Le visite, che si terranno presso il piano rialzato e il 1° piano del Polo di San Cesario di Lecce, dalle 8 alle 13, dovranno essere prenotate al numero 0832.215763 (dalle ore 9alle ore 12,30) oppure inviando una e-mail a: dipriab@asl.lecce.it.


La Malattia di Parkinson è una patologia neurodegenerativa progressiva del sistema nervoso centrale, caratterizzata dalla presenza di sintomi motori quali bradicinesia, rigidità e tremore. L’evoluzione naturale è caratterizzata da una progressiva disabilità, con disturbi della marcia, alterazioni della postura, disturbi dell’equilibrio, che sono responsabili d’inattività, perdita d’indipendenza, elevato rischio di cadute e traumi con complicanze ortopediche, internistiche e ricoveri ospedalieri, determinando un crescente impegno assistenziale.


Inoltre, sono presenti sintomi non motori quali deficit cognitivi, sintomi neuropsichiatrici, disautonomia.


Si tratta, pertanto, di una patologia ad alta complessità di cura che richiede una presa in carico da parte di team multidisciplinari.


Le ricadute sociali sono legate al coinvolgimento sempre più frequente di persone sotto i 50 anni e al previsto raddoppio del numero dei casi entro il 2030, in rapporto al crescente invecchiamento della popolazione. Infatti, la demografia e i sottoprodotti dell’industrializzazione stanno creando un incremento dei parametri epidemiologici della MdP che richiederà una pianificazione mirata degli interventi assistenziali. Un approccio ottimale mira al raggiungimento di una terapia personalizzata e a una presa in carico riabilitativa globale della persona e della sua famiglia nelle diverse fasi evolutive.


Negli ultimi anni, c’è stato un incremento delle evidenze scientifiche sui benefici dei trattamenti sulle performance motorie, in particolare sui “sintomi assiali” (cammino, equilibrio e controllo posturale), che non sono modificabili dalla terapia farmacologica.


L’efficacia del trattamento motorio standard può essere incrementata da un training con device computerizzati che permettono ai sanitari di obiettivare i risultati delle sedute e alle persone con malattia di Parkinson di valutare in tempo reale o post esercizio le proprie performances per poi cercare di migliorarle nelle sedute successive.


IL PROTOCOLLO D’INTESA


Al termine della mattinata sarà presentato il protocollo d’intesa siglato da Asl di Lecce, Associazione Parkinson Salento, Fondazione di Comunità del Salento e Fondazione Francesca Massa.

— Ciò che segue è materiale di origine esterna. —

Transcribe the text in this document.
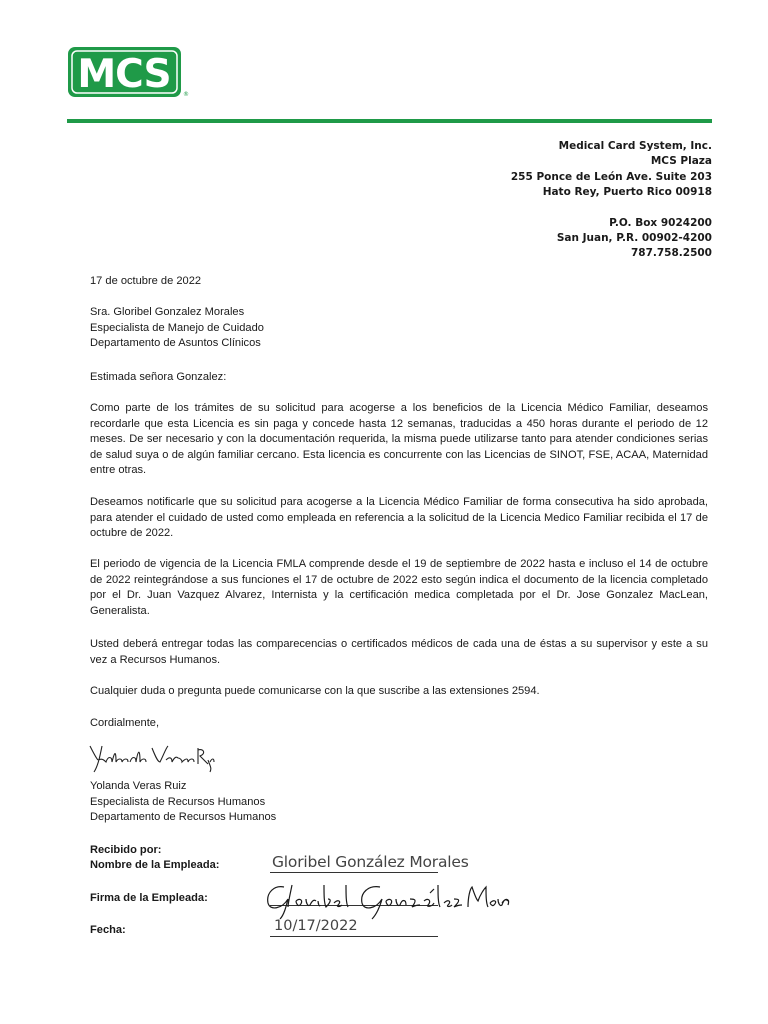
MCS ®
Medical Card System, Inc.
MCS Plaza
255 Ponce de León Ave. Suite 203
Hato Rey, Puerto Rico 00918
P.O. Box 9024200
San Juan, P.R. 00902-4200
787.758.2500
17 de octubre de 2022
Sra. Gloribel Gonzalez Morales
Especialista de Manejo de Cuidado
Departamento de Asuntos Clínicos
Estimada señora Gonzalez:
Como parte de los trámites de su solicitud para acogerse a los beneficios de la Licencia Médico Familiar, deseamos recordarle que esta Licencia es sin paga y concede hasta 12 semanas, traducidas a 450 horas durante el periodo de 12 meses. De ser necesario y con la documentación requerida, la misma puede utilizarse tanto para atender condiciones serias de salud suya o de algún familiar cercano. Esta licencia es concurrente con las Licencias de SINOT, FSE, ACAA, Maternidad entre otras.
Deseamos notificarle que su solicitud para acogerse a la Licencia Médico Familiar de forma consecutiva ha sido aprobada, para atender el cuidado de usted como empleada en referencia a la solicitud de la Licencia Medico Familiar recibida el 17 de octubre de 2022.
El periodo de vigencia de la Licencia FMLA comprende desde el 19 de septiembre de 2022 hasta e incluso el 14 de octubre de 2022 reintegrándose a sus funciones el 17 de octubre de 2022 esto según indica el documento de la licencia completado por el Dr. Juan Vazquez Alvarez, Internista y la certificación medica completada por el Dr. Jose Gonzalez MacLean, Generalista.
Usted deberá entregar todas las comparecencias o certificados médicos de cada una de éstas a su supervisor y este a su vez a Recursos Humanos.
Cualquier duda o pregunta puede comunicarse con la que suscribe a las extensiones 2594.
Cordialmente,
Yolanda Veras Ruiz
Especialista de Recursos Humanos
Departamento de Recursos Humanos
Recibido por:
Nombre de la Empleada:
Firma de la Empleada:
Fecha:
Gloribel González Morales
10/17/2022
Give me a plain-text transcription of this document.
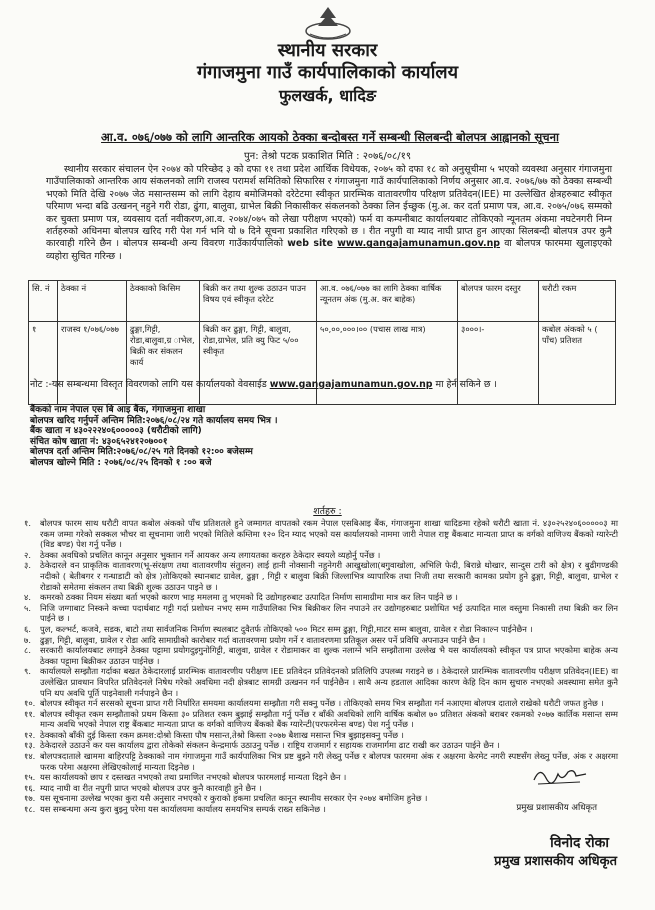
स्थानीय सरकार
गंगाजमुना गाउँ कार्यपालिकाको कार्यालय
फुलखर्क, धादिङ
आ.व. ०७६/०७७ को लागि आन्तरिक आयको ठेक्का बन्दोबस्त गर्ने सम्बन्धी सिलबन्दी बोलपत्र आह्वानको सूचना
पुन: तेश्रो पटक प्रकाशित मिति : २०७६/०८/१९
स्थानीय सरकार संचालन ऐन २०७४ को परिच्छेद ३ को दफा ११ तथा प्रदेश आर्थिक विधेयक, २०७५ को दफा १८ को अनुसूचीमा ५ भएको व्यवस्था अनुसार गंगाजमुना गाउँपालिकाको आन्तरिक आय संकलनको लागि राजस्व परामर्श समितिको सिफारिस र गंगाजमुना गाउँ कार्यपालिकाको निर्णय अनुसार आ.व. २०७६/७७ को ठेक्का सम्बन्धी भएको मिति देखि २०७७ जेठ मसान्तसम्म को लागि देहाय बमोजिमको दरेटेटमा स्वीकृत प्रारम्भिक वातावरणीय परिक्षण प्रतिवेदन(IEE) मा उल्लेखित क्षेत्रहरुबाट स्वीकृत परिमाण भन्दा बढि उत्खनन् नहुने गरी रोडा, ढुंगा, बालुवा, ग्राभेल बिक्री निकासीकर संकलनको ठेक्का लिन ईच्छुक (मु.अ. कर दर्ता प्रमाण पत्र, आ.व. २०७५/०७६ सम्मको कर चुक्ता प्रमाण पत्र, व्यवसाय दर्ता नवीकरण,आ.व. २०७४/०७५ को लेखा परीक्षण भएको) फर्म वा कम्पनीबाट कार्यालयबाट तोकिएको न्यूनतम अंकमा नघटेनगरी निम्न शर्तहरुको अधिनमा बोलपत्र खरिद गरी पेश गर्न भनि यो ७ दिने सूचना प्रकाशित गरिएको छ । रीत नपुगी वा म्याद नाघी प्राप्त हुन आएका सिलबन्दी बोलपत्र उपर कुनै कारवाही गरिने छैन । बोलपत्र सम्बन्धी अन्य विवरण गाउँकार्यपालिको web site www.gangajamunamun.gov.np वा बोलपत्र फारममा खुलाइएको व्यहोरा सुचित गरिन्छ ।
सि. नं	ठेक्का नं	ठेक्काको किसिम	बिक्री कर तथा शुल्क उठाउन पाउन विषय एवं स्वीकृत दरेटेट	आ.व. ०७६/०७७ का लागि ठेक्का वार्षिक न्यूनतम अंक (मु.अ. कर बाहेक)	बोलपत्र फारम दस्तुर	धरौटी रकम
१	राजस्व १/०७६/०७७	ढुङ्गा,गिट्टी, रोडा,बालुवा,ग्र ाभेल, बिक्री कर संकलन कार्य	बिक्री कर ढुङ्गा, गिट्टी, बालुवा, रोडा,ग्राभेल, प्रति क्यु फिट ५/०० स्वीकृत	५०,००,०००।०० (पचास लाख मात्र)	३०००।-	कबोल अंकको ५ ( पाँच) प्रतिशत
नोट :-यस सम्बन्धमा विस्तृत विवरणको लागि यस कार्यालयको वेवसाईड www.gangajamunamun.gov.np मा हेर्न सकिने छ ।
बैंकको नाम नेपाल एस बि आइ बैंक, गंगाजमुना शाखा
बोलपत्र खरिद गर्नुपर्ने अन्तिम मिति:२०७६/०८/२४ गते कार्यालय समय भित्र ।
बैंक खाता न ४३०२२२४०६०००००३ (धरौटीको लागि)
संचित कोष खाता नं: ४३०६५२४१२०७००१
बोलपत्र दर्ता अन्तिम मिति:२०७६/०८/२५ गते दिनको १२:०० बजेसम्म
बोलपत्र खोल्ने मिति : २०७६/०८/२५ दिनको १ :०० बजे
शर्तहरु :
१.	बोलपत्र फारम साथ धरौटी वापत कबोल अंकको पाँच प्रतिशतले हुने जम्मागत वापतको रकम नेपाल एसबिआइ बैंक, गंगाजमुना शाखा धादिङमा रहेको धरौटी खाता नं. ४३०२५२४०६०००००३ मा रकम जम्मा गरेको सक्कल भौचर वा सूचनामा जारी भएको मितिले कम्तिमा १२० दिन म्याद भएको यस कार्यालयको नाममा जारी नेपाल राष्ट्र बैंकबाट मान्यता प्राप्त क वर्गको वाणिज्य बैंकको ग्यारेन्टी (विड बण्ड) पेश गर्नु पर्नेछ ।
२.	ठेक्का अवधिको प्रचलित कानून अनुसार भुक्तान गर्ने आयकर अन्य लगायतका करहरु ठेकेदार स्वयले व्यहोर्नु पर्नेछ ।
३.	ठेकेदारले वन प्राकृतिक वातावरण(भू-संरक्षण तथा वातावरणीय संतुलन) लाई हानी नोक्सानी नहुनेगरी आखुखोला(बगुवाखोला, अभिलि फेदी, बिरान्ने थोखार, सान्दुस टारी को क्षेत्र) र बुढीगण्डकी नदीको ( बेतीबगर र गन्धाडाटी को क्षेत्र )तोकिएको स्थानबाट ग्रावेल, ढुङ्गा , गिट्टी र बालुवा बिक्री जिल्लाभित्र व्यापारिक तथा निजी तथा सरकारी कामका प्रयोग हुने ढुङ्गा, गिट्टी, बालुवा, ग्राभेल र रोडाको समेतमा संकलन तथा बिक्री शुल्क उठाउन पाइने छ ।
४.	कमरको ठक्का नियम संख्या बर्ता भएको कारण भाड़ ममलमा तु भएमको दि उद्योगहरुबाट उत्पादित निर्माण सामाग्रीमा मात्र कर लिन पाईने छ ।
५.	निजि जग्गाबाट निस्कने कच्चा पदार्थबाट गट्टी गर्दा प्रशोधन नभए सम्म गाउँपालिका भित्र बिक्रीकर लिन नपाउने तर उद्योगहरुबाट प्रशोधित भई उत्पादित माल वस्तुमा निकासी तथा बिक्री कर लिन पाईने छ ।
६.	पुल, कल्भर्ट, कजवे, सडक, बाटो तथा सार्वजनिक निर्माण स्थलबाट दुवैतर्फ तोकिएको ५०० मिटर सम्म ढुङ्गा, गिट्टी,माटर सम्म बालुवा, ग्रावेल र रोडा निकाल्न पाईनेछैन ।
७.	ढुङ्गा, गिट्टी, बालुवा, ग्रावेल र रोडा आदि सामाग्रीको कारोबार गर्दा वातावरणमा प्रयोग गर्ने र वातावरणमा प्रतिकूल असर पर्ने प्रविधि अपनाउन पाईने छैन ।
८.	सरकारी कार्यालयबाट लगाइने ठेक्का पट्टामा प्रयोगदुइगुनोगिट्टी, बालुवा, ग्रावेल र रोडामाकर वा शुल्क नलाग्ने भनि सम्झौतामा उल्लेख भै यस कार्यालयको स्वीकृत पत्र प्राप्त भएकोमा बाहेक अन्य ठेक्का पट्टामा बिक्रीकर उठाउन पाईनेछ ।
९.	कार्यालयले सम्झौता गर्दाका बखत ठेकेदारलाई प्रारम्भिक वातावरणीय परीक्षण IEE प्रतिवेदन प्रतिवेदनको प्रतिलिपि उपलब्ध गराइने छ । ठेकेदारले प्रारम्भिक वातावरणीय परीक्षण प्रतिवेदन(IEE) वा उल्लेखित प्रावधान विपरित प्रतिवेदनले निषेध गरेको अवधिमा नदी क्षेत्रबाट सामग्री उत्खनन गर्न पाईनेछैन । साथै अन्य हडताल आदिका कारण केहि दिन काम सुचारु नभएको अवस्थामा समेत कुनै पनि थप अवधि पूर्ति पाइनेवाली गर्नपाइने छैन ।
१०. बोलपत्र स्वीकृत गर्न सरसको सूचना प्राप्त गरी निर्धारित समयमा कार्यालयमा सम्झौता गरी सक्नु पर्नेछ । तोकिएको समय भित्र सम्झौता गर्न नआएमा बोलपत्र दाताले राखेको धरौटी जफत हुनेछ ।
११. बोलपत्र स्वीकृत रकम सम्झौताको प्रथम किस्ता ३० प्रतिशत रकम बुझाई सम्झौता गर्नु पर्नेछ र बाँकी अवधिको लागि वार्षिक कबोल ७० प्रतिशत अंकको बराबर रकमको २०७७ कार्तिक मसान्त सम्म मान्य अवधि भएको नेपाल राष्ट्र बैंकबाट मान्यता प्राप्त क वर्गको वाणिज्य बैंकको बैंक ग्यारेन्टी(परफरमेन्स बण्ड) पेश गर्नु पर्नेछ ।
१२. ठेक्काको बाँकी दुई किस्ता रकम क्रमश:दोश्रो किस्ता पौष मसान्त,तेश्रो किस्ता २०७७ बैशाख मसान्त भित्र बुझाइसक्नु पर्नेछ ।
१३. ठेकेदारले उठाउने कर यस कार्यालय द्वारा तोकेको संकलन केन्द्रमार्फ उठाउनु पर्नेछ । राष्ट्रिय राजमार्ग र सहायक राजमार्गमा ढाट राखी कर उठाउन पाईने छैन ।
१४. बोलपत्रदाताले खाममा बाहिरपट्टि ठेक्काको नाम गंगाजमुना गाउँ कार्यपालिका भित्र प्रष्ट बुझ्ने गरी लेख्नु पर्नेछ र बोलपत्र फारममा अंक र अक्षरमा केरमेट नगरी स्पष्टसँग लेख्नु पर्नेछ, अंक र अक्षरमा फरक परेमा अक्षरमा लेखिएकोलाई मान्यता दिइनेछ ।
१५. यस कार्यालयको छाप र दस्तखत नभएको तथा प्रमाणित नभएको बोलपत्र फारमलाई मान्यता दिइने छैन ।
१६. म्याद नाघी वा रीत नपुगी प्राप्त भएको बोलपत्र उपर कुनै कारवाही हुने छैन ।
१७. यस सूचनामा उल्लेख भएका कुरा यसै अनुसार नभएको र कुराको हकमा प्रचलित कानून स्थानीय सरकार ऐन २०७४ बमोजिम हुनेछ ।
१८. यस सम्बन्धमा अन्य कुरा बुझ्नु परेमा यस कार्यालयमा कार्यालय समयभित्र सम्पर्क राख्न सकिनेछ ।	प्रमुख प्रशासकीय अधिकृत
विनोद रोका
प्रमुख प्रशासकीय अधिकृत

Saranno, pertanto, previsti gli interventi dei legali rappresentanti degli enti promotori: Stefano Rossi, Adriano Remigio Quintino Santoro, Ada Chirizzi e Antonio Capoccia.


Con il protocollo di intesa, i firmatari intendono formalizzare la volontà di collaborare sinergicamente per il miglioramento dell’offerta del Servizio Riabilitativo per le persone con MdP al fine di fornire una presa in carico multidisciplinare e integrata basata sulla collaborazione di tutti gli attori interessati.


I singoli progetti e le specifiche attività da svolgersi congiuntamente, in attuazione del presente Protocollo d’Intesa, saranno oggetto di specifiche convenzioni, sottoscritte previa approvazione dei competenti organi di ciascuna Parte.


La collaborazione intende favorire i seguenti obiettivi: miglioramento dell’efficienza ed efficacia delle cure, grazie ad una presa in carico assistenziale-riabilitativa appropriata e specialistica; avanzamento della ricerca e dei processi di innovazione, tramite la raccolta di dati clinici ai fini di implementare la produzione scientifica nel pieno rispetto della tutela dei dati personali; creazione di un punto di riferimento Aziendale per la formazione del personale riabilitativo e del care-giver; positive ricadute per gli utenti-pazienti e le loro famiglie.

Allo scopo di realizzare l’ambizioso progetto, i firmatari procederanno alla definizione di un team multidisciplinare, con applicazione di nuove procedure e protocolli finalizzati a proseguire nel percorso avviato per la realizzazione e attuazione di progetti riabilitativi che comprendano anche la formazione, con percorsi pratico/esperienziali (c.d. formazione “sul campo”), per il personale della riabilitazione e per i caregiver.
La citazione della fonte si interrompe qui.